Parsing Hierarchical Data
By default, the connector automatically detects the rows in a document, so that you do not need to know the structure of the XML to query it with SQL. Set the DataModel property to choose a basic configuration of how the connector models the rows into tables.
Flattening Objects and Arrays into Rows
To flatten data, you only need to be familiar with two data structures:
- Object: Any parent element that does not repeat at the same height.
- Array: Any element that repeats at the same height.
In the following example from the people collection, maintenance is an object array, since each maintenance node has child elements.
<maintenance>
<date>07-17-2017</date>
<desc>oil change</desc>
</maintenance>
<maintenance>
<date>01-03-2018</date>
<desc>new tires</desc>
</maintenance>
Configuring Automatic Schema Discovery
The connector discovers columns and data types by scanning the RowScanDepth count of XML objects in XML arrays. Set the FlattenObjects and FlattenArrays properties to configure how nested data is flattened into columns; see Automatic Schema Discovery for examples.
Executing SQL to XML
Any relation you can access through flattening you can also access with an ad-hoc SQL query. The connector enables you to query nested data with the following capabilities:
- Vertical Flattening: Access nested object arrays as separate tables.

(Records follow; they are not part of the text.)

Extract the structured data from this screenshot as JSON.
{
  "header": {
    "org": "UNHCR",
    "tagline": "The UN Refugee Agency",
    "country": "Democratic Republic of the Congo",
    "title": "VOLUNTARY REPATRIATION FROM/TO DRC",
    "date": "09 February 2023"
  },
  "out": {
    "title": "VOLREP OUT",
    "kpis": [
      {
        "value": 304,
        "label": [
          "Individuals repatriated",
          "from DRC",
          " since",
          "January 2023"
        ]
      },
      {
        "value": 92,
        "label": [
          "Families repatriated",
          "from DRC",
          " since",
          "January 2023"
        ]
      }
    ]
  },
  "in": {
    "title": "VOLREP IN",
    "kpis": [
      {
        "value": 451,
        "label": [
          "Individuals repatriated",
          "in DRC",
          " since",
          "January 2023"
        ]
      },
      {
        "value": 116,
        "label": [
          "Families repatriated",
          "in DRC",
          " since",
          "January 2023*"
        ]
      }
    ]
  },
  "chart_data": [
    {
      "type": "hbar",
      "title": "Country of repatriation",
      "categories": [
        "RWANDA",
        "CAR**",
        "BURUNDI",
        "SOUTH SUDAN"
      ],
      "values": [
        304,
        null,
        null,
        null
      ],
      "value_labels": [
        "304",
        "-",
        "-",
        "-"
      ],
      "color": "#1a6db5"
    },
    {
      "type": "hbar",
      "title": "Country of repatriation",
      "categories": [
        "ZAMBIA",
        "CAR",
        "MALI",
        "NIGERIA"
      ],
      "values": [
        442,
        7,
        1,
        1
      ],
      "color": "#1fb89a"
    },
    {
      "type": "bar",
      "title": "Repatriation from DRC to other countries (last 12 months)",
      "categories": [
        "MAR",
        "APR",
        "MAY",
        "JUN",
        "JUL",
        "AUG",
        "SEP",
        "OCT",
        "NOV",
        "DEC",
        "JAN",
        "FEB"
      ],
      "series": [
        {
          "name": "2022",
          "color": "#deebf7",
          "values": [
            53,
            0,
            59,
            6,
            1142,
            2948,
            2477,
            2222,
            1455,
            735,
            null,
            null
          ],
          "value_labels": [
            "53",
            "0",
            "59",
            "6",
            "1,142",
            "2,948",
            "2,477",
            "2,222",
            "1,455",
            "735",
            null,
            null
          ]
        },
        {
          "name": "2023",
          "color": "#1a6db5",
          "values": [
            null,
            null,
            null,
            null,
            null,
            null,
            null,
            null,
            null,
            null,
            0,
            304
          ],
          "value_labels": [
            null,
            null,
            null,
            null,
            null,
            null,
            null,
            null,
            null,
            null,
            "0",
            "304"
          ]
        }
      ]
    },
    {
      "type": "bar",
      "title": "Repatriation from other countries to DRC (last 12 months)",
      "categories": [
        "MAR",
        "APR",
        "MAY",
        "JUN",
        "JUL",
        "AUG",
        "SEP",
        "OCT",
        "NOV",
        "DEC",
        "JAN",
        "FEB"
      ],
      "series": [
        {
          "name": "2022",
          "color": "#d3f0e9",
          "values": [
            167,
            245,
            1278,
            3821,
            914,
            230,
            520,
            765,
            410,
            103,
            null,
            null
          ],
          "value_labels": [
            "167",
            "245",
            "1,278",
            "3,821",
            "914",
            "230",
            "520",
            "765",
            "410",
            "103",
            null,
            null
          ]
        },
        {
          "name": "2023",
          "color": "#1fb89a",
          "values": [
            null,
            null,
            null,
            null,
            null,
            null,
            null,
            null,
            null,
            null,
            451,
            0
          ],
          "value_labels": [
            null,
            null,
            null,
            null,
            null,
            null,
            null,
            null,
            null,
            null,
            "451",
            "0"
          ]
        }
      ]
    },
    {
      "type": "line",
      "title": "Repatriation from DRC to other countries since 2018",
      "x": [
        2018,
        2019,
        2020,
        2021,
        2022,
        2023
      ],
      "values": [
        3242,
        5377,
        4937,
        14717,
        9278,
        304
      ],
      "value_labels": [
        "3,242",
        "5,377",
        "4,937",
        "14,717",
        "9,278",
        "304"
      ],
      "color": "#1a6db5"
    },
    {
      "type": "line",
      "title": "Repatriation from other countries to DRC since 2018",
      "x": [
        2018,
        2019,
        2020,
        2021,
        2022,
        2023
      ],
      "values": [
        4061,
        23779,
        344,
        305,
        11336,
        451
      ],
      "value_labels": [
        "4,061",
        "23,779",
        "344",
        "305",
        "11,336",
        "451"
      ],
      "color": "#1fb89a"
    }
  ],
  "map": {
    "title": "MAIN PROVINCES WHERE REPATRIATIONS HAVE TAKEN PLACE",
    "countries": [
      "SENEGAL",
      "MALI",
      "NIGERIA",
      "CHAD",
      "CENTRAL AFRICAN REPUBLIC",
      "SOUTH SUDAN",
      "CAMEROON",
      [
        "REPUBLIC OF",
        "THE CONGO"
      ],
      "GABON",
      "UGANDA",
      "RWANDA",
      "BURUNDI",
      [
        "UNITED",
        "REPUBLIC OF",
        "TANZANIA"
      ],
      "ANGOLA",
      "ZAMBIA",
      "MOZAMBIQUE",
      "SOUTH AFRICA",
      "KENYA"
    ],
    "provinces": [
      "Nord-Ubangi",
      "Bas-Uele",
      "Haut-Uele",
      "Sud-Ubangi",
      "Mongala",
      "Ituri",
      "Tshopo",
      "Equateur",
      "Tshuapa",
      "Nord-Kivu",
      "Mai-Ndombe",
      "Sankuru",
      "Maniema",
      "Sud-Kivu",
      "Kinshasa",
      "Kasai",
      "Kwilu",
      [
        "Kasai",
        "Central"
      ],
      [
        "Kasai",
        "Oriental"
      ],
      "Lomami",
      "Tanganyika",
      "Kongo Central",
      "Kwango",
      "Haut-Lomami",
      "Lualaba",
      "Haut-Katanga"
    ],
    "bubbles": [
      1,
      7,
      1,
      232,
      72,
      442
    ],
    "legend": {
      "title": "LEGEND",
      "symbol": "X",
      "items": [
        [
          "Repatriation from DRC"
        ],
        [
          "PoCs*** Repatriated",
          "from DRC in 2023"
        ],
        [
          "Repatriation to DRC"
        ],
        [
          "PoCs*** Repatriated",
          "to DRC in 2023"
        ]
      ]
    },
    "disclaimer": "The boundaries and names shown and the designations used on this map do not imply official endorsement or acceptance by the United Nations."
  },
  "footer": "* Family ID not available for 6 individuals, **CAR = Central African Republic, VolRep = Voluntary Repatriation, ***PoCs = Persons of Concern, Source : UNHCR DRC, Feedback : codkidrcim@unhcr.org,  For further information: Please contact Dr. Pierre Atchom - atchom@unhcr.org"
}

- Free-Form Queries: Query any nested structure without flattening the data.
- XML Functions: Manipulate the data returned to perform client-side aggregation and transformations.
Customizing Schemas
Customizing Schemas enables you to project your chosen relational structure on top of an XML document. This allows you to choose the names of columns, their data types, and the locations of their values in the document.
System Catalog
The System Tables reflect the schemas you configured, custom schemas or dynamically discovered. The Stored Procedures surface additional functionality in the connector's data processing operations that cannot be modeled as SELECT, INSERT, UPDATE, or DELETE. You can find the reported stored procedures defined in .rsb files in the folder specified by Location -- if Location is not specified, the db subfolder of the installation directory.